Tipis…tapi berlapis lapis. dan tidak sedikit ibu yang mempunyai selaput ketuban yang unik, dimana antar lapisan sangat terpisah dengan jelas. sehingga saat persalinan dia bisa mengalami pecah ketuban beberapa kali. artinya ketuban pecah lalu saat persalinan ternyata selaputnya masih utuh.

Kasus yang sering terjadi yang seringkali membuat para ibu galau adalah, ketuban kurang dan ketuban pecah dini. nah bagaimana solusinya agar anda tidak terlalu galau? bisa Anda baca disini ya.

dan, pagi ini ada kisah persalinan yang sangat menarik dan sayapun sudah mendengar kisah ini beberapa kali dan sebenarnya cukup membuat saya geli. berikut ini kisahnya:

13653055_10206915212144869_7443045431425155623_o

 

“Bu Yessie….terimaksih yaa ilmu yoga balance dan gentle birth nya. Mau dicurhatin juga sebelum sy persalinan.. Ibu baik sekaliii, smg Tuhan selalu melindungi dan membalas kebaikan Ibu 😊😊

Jadi, sya sempat panik krna sdh mendkati HPL Jumat, 17.06.2016 blm ada tnda2 gelombang cinta, sesekali udah ada sejak 38-39w tp cm lemah. Akhirnya kamis tgl 16, dibuat havefun unt jln2 ke bidankita di Klaten ikut akupuntur dan moxa, sma terapis yg super baik2. Bikin lbih rilex..
Sabtu, 18.06.2016 jadwal kontrol di J**. Langsg shock dibilang ketuban tgl sedikit dan harus CS bsk pagi unt keselamatan baby, sempat curhat sma Bu Yessie disarnkan cri 2nd opinion dan minum kangen water. Langsg cri dokter yg prktek saat itu jg, dpt di RS** SI. Hasil periksa bkin lbh shock, ketuban kering! Hrus CS sore itu jg.

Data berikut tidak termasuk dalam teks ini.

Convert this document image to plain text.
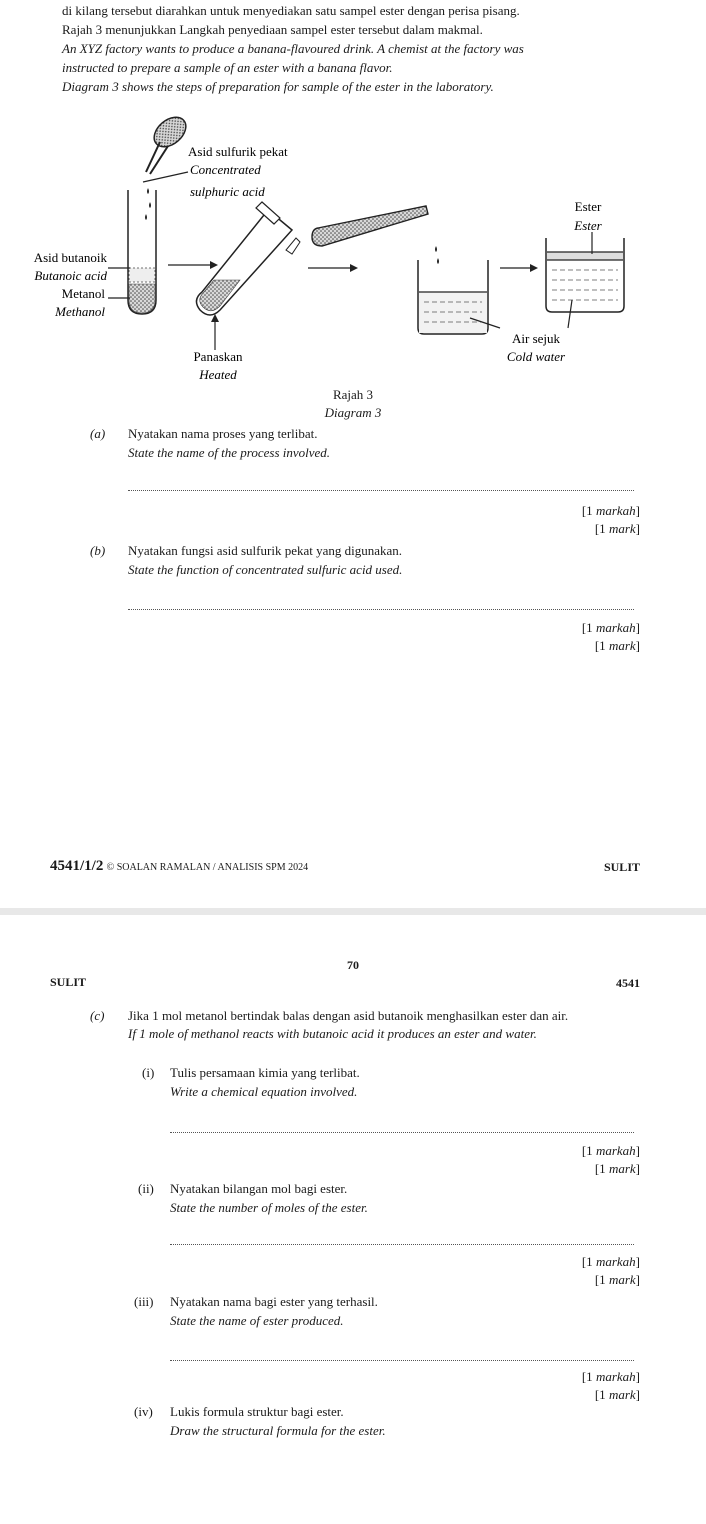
di kilang tersebut diarahkan untuk menyediakan satu sampel ester dengan perisa pisang.
Rajah 3 menunjukkan Langkah penyediaan sampel ester tersebut dalam makmal.
An XYZ factory wants to produce a banana-flavoured drink. A chemist at the factory was
instructed to prepare a sample of an ester with a banana flavor.
Diagram 3 shows the steps of preparation for sample of the ester in the laboratory.
Asid sulfurik pekat
Concentrated
sulphuric acid
Asid butanoik
Butanoic acid
Metanol
Methanol
Panaskan
Heated
Ester
Ester
Air sejuk
Cold water
Rajah 3
Diagram 3
(a) Nyatakan nama proses yang terlibat.
State the name of the process involved.
[1 markah]
[1 mark]
(b) Nyatakan fungsi asid sulfurik pekat yang digunakan.
State the function of concentrated sulfuric acid used.
[1 markah]
[1 mark]
4541/1/2 © SOALAN RAMALAN / ANALISIS SPM 2024	SULIT
70
SULIT	4541
(c) Jika 1 mol metanol bertindak balas dengan asid butanoik menghasilkan ester dan air.
If 1 mole of methanol reacts with butanoic acid it produces an ester and water.
(i) Tulis persamaan kimia yang terlibat.
Write a chemical equation involved.
[1 markah]
[1 mark]
(ii) Nyatakan bilangan mol bagi ester.
State the number of moles of the ester.
[1 markah]
[1 mark]
(iii) Nyatakan nama bagi ester yang terhasil.
State the name of ester produced.
[1 markah]
[1 mark]
(iv) Lukis formula struktur bagi ester.
Draw the structural formula for the ester.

Sambil trus coba tenang dan banyak minum, ttp afirmasi positif yakin tbuh dan debay baik2 aja. Krn 2 dr nyaanin CS akhirnya putusin unt balik J**. Masuk ruang periksa, di usg lagi. Langsung takjub, yg tdi pgi dan siang hasilnya bkin shock. Dokter bilang ketuban masih banyak dan lahir normal aja, tp disaranin dr langsg ambil kamar dn akan dibntu induksi dg dosis rendah 1/8. Tiba2 langsg sumringah!! Persiapan rwt inap minggu siang pembukaan 2, malam 4, masuk ruang bersalin..
Di ruang bersalin ttp bisa santai smbil terapin nafas yoganya Bu Yess, smbil lemesin ajaa saat kontraksi. Sempat keganggu, sebelah triak2 kesakitan. Sampe bidan heran say bisa ttp santai atur nafas dan gak bikin “berisik”. Alhamdulillah Senin pagi 20.06.2016 09.40 WIB si baby boy lahir normal dgn BB 3.09 kg , TB 50 cm. Masih gak percaya afirmasi dan saran Bu Yessie manjur semuaa. Afirmasi lahir normal dan BB 3kg. Dan saran unt minum bntu air ketuban dan tetep “lemesinnn tsaaayyyy” berhasil… 
Melhirkan itu menyenangkan, terimakasih Bu Yessie, Umi dan Aldric bisa kerjsama dan lahir gentle😚😚😚

Apa kasus menarik dan pelajaran yang di dapat dari kisah persalinan ibu X di atas?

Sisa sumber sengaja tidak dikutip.